ECLI:NL:HR:2002:AE5805
Hoge Raad
- Cassatie
- R. Herrmann
- H.A.M. Aaftink
- O. de Savornin Lohman
- A. Hammerstein
- Rechtspraak.nl
Echtscheiding en gezagsvoorziening tussen ouders van minderjarige kinderen
In deze zaak heeft de vrouw, verweerster in cassatie, op 12 juli 1999 een verzoekschrift ingediend bij de Rechtbank te Amsterdam met het verzoek om echtscheiding en om alleen belast te worden met het gezag over de minderjarige kinderen, geboren op 1 april 1997. De man, verzoeker tot cassatie, heeft geen verweer gevoerd tegen de echtscheiding, maar heeft wel verzocht om alleen het ouderlijk gezag over de kinderen en om een hogere bijdrage in de kosten van verzorging en opvoeding. De Rechtbank heeft op 16 augustus 2000 de echtscheiding uitgesproken en een voorlopige bijdrage van ƒ 500,-- per kind per maand vastgesteld. In latere beschikkingen heeft de Rechtbank de definitieve bijdrage en de gezagsvoorziening aangehouden. Uiteindelijk heeft de Rechtbank op 11 april 2001 de definitieve bijdrage vastgesteld op ƒ 500,-- per kind per maand, en op 18 juli 2001 is de verzoeken van de ouders om alleen met het gezag te worden belast afgewezen.
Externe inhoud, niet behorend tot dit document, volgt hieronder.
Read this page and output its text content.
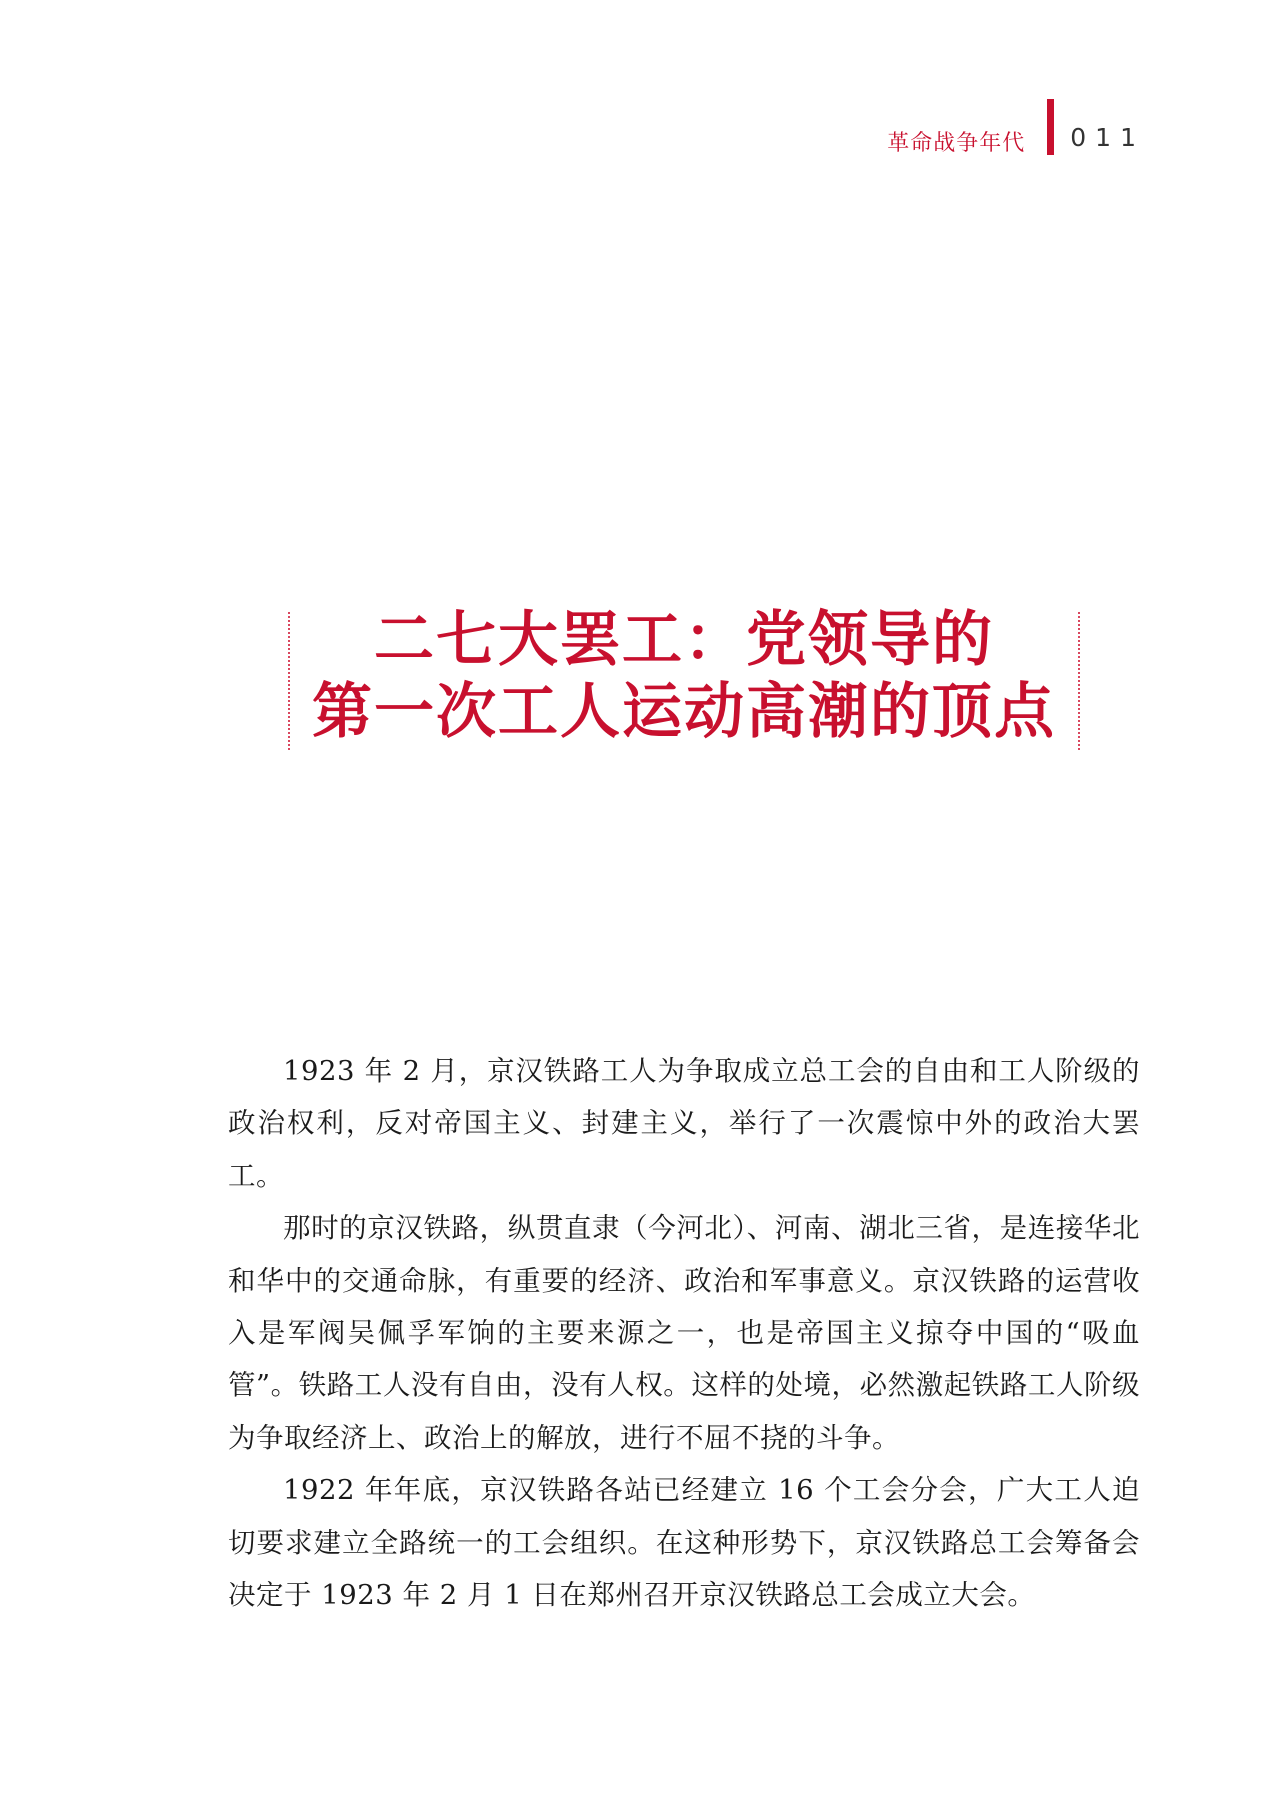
革命战争年代 011
二七大罢工：党领导的
第一次工人运动高潮的顶点

1923 年 2 月，京汉铁路工人为争取成立总工会的自由和工人阶级的政治权利，反对帝国主义、封建主义，举行了一次震惊中外的政治大罢工。

那时的京汉铁路，纵贯直隶（今河北）、河南、湖北三省，是连接华北和华中的交通命脉，有重要的经济、政治和军事意义。京汉铁路的运营收入是军阀吴佩孚军饷的主要来源之一，也是帝国主义掠夺中国的“吸血管”。铁路工人没有自由，没有人权。这样的处境，必然激起铁路工人阶级为争取经济上、政治上的解放，进行不屈不挠的斗争。

1922 年年底，京汉铁路各站已经建立 16 个工会分会，广大工人迫切要求建立全路统一的工会组织。在这种形势下，京汉铁路总工会筹备会决定于 1923 年 2 月 1 日在郑州召开京汉铁路总工会成立大会。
Tegen deze beschikkingen heeft de man hoger beroep ingesteld bij het Gerechtshof te Amsterdam. Het Hof heeft op 31 januari 2002 de eerdere beschikkingen van de Rechtbank vernietigd en bepaald dat het gezag aan de moeder toekomt, en dat de man vanaf 16 augustus 2000 een bijdrage van € 120,25 per kind per maand moet betalen. De man heeft vervolgens cassatie ingesteld tegen de beschikking van het Hof. De vrouw heeft verzocht het beroep te verwerpen. De Advocaat-Generaal heeft in zijn conclusie tot verwerping van het beroep geadviseerd.
De Hoge Raad heeft de klachten in de middelen van de man niet gegrond verklaard en het beroep verworpen. De beslissing is gegeven door de vice-president en drie raadsheren, en openbaar uitgesproken op 25 oktober 2002.